The Stress Indicator Tool was developed by scientists and industry experts at HSE to accurately measure and determine the attitudes and perceptions of employees towards work-related stress
Stress and mental health at work are significant issues in most industries; the latest statistics from the Health and Safety Executive (HSE) suggest work-related stress is on the increase. In the past year 595,000 workers across Great Britain reported experiencing work-related stress, anxiety or depression. The total number of working days lost because of this condition was 15.4 million days, accounting for 57% of all working days lost because of ill health. Staggeringly, even conservative estimates put the total loss to the British economy at more than £5 billion per year.
What is stress?
There are many definitions for stress, but the HSE defines it as ‘the adverse reaction people have to excessive pressures or other types of demand placed on them’.
In this definition we distinguish between ‘pressure’ that can motivate us, and ‘stress’ that occurs when pressure becomes excessive and happens over a sustained period, with no time to recover. Stress, when not tackled, can lead to serious mental health conditions such as anxiety and depression, or physical health conditions including stroke, diabetes, heart conditions and obesity.
There is a growing industry of ‘wellbeing strategies’ that focus on training for managing resilience, mental health and mindfulness. Although such training can be effective and help people it is often implemented after they’ve suffered from stress. It won’t prevent others from becoming stressed as it doesn’t tackle the root cause. If you put people back into the same environment they will still be affected.
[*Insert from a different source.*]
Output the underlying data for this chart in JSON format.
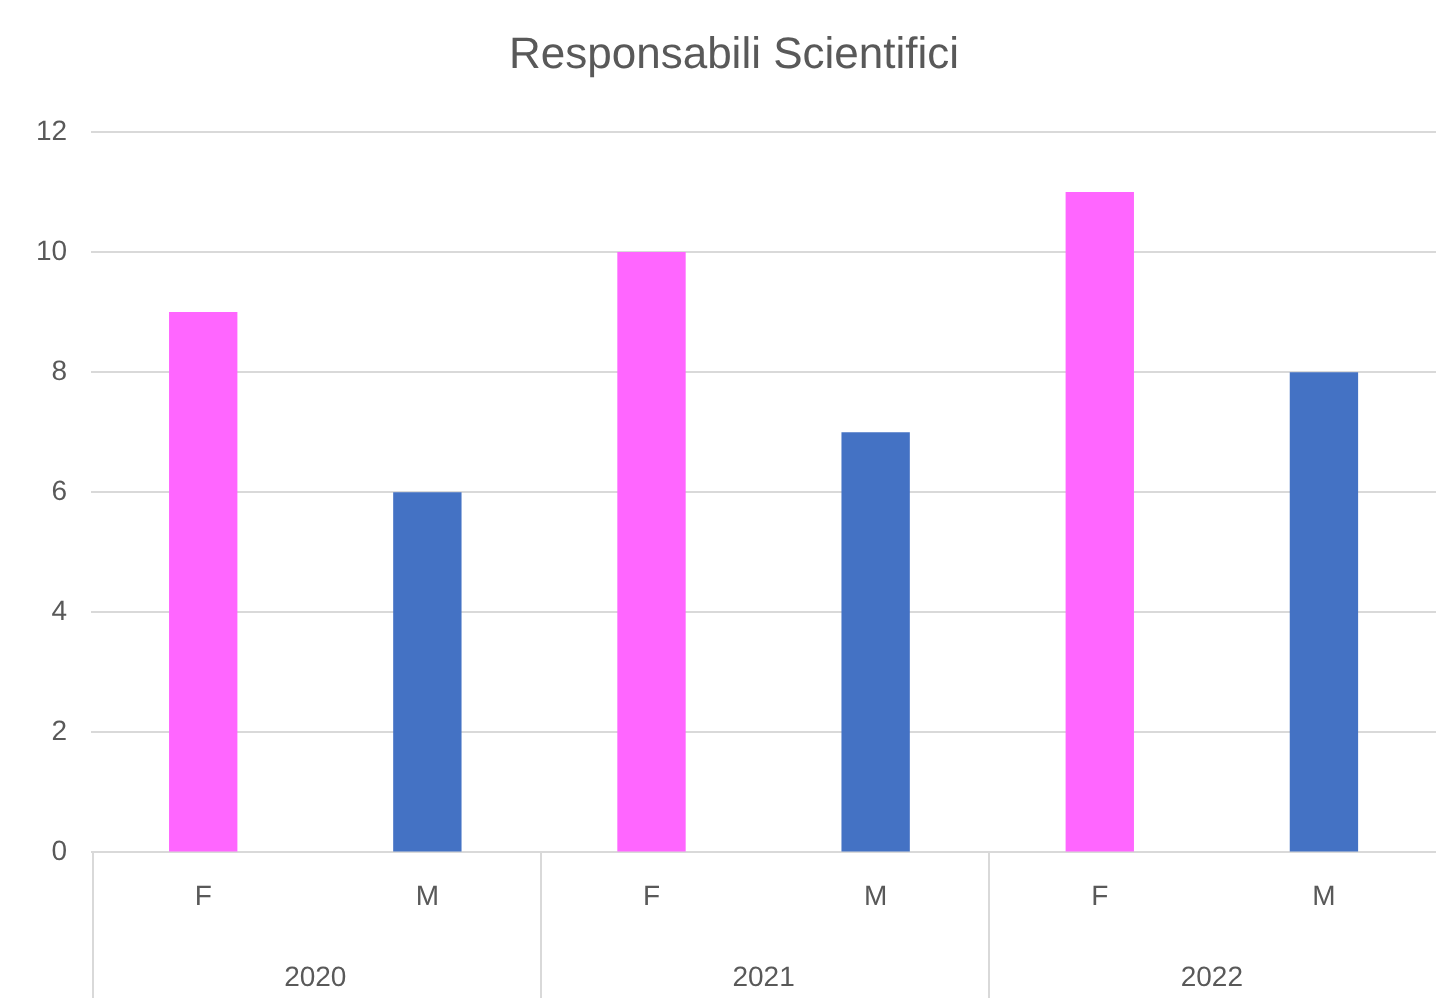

Preventing stress by early intervention, or by designing job roles more efficiently, are the most effective means of tackling it. Discussing stress or mental health at regular meetings is one way of monitoring the issue. If someone is having problems, even if not caused by work, offering them early support or short-term flexibility could protect their health and wellbeing.
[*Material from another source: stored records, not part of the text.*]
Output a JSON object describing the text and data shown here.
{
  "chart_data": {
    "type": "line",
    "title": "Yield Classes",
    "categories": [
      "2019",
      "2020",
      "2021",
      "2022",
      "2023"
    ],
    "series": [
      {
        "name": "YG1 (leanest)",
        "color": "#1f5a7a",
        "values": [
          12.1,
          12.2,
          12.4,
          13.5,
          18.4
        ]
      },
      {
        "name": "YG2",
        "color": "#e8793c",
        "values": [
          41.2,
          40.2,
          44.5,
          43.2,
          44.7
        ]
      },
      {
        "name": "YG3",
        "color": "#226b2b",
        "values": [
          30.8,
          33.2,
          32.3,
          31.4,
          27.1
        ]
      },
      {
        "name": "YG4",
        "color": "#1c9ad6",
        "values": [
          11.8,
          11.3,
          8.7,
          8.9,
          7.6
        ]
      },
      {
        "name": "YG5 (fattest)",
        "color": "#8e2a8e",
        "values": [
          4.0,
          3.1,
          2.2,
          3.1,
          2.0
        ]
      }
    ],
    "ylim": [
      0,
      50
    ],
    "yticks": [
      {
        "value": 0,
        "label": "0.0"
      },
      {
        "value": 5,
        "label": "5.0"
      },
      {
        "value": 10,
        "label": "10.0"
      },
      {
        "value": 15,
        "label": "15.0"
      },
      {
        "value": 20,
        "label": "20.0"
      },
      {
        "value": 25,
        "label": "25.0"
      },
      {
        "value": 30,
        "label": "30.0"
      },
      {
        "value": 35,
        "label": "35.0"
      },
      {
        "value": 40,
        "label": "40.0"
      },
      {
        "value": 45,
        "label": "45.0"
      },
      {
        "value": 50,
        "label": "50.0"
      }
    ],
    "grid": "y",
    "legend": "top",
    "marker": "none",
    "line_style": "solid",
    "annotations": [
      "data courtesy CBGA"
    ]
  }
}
Why you should tackle work-related stress
As an employer there are three key reasons:
Keeping your most important resource – your staff – safe and well.
Benefits in cost savings and improved productivity.
You have a legal duty to do so under health and safety legislation.
Where do I start?
Working with academics and industry the HSE has developed an understanding of the work factors that can lead to stress. Six factors have been identified that, if not managed properly, can lead to stress – demands, control, relationships, support, role and change.
The easiest way to identify if your organisation has an issue with workplace stress is to ask your employees. Here are some practical tips to achieve this:
For a smaller organisation, talk to your staff – we have developed a ‘Talking Toolkit’ to help you frame these conversations.
Raising awareness of stress and its causes is also important, and we’ve developed a series of posters you can use in your workplace.
For larger organisations the HSE has developed its Management Standards approach – a process to help conduct risk assessments, identify potential stressors and begin the process of developing a solution. Consultation with employees is done using the Stress Indicator Tool, followed by focus groups to check the findings and gather more detailed information.
What is the Stress Indicator Tool (SIT)?
SIT was developed by academics and industry experts at HSE to accurately measure and determine the attitudes and perceptions of employees towards work-related stress. It is an online 35-question survey designed to gather data anonymously from employees, which can be used in the risk assessment element of HSE’s Management Standards approach. Obtaining and understanding this data helps identify areas to improve to prevent or manage work-related stress.
The report is automated so you don’t have to spend time collating data or inputting the results manually. This helps avoid data-entry errors, making the information collected more accurate and reliable. The report summarises the views and experiences of employees and provides recommendations for future improvements.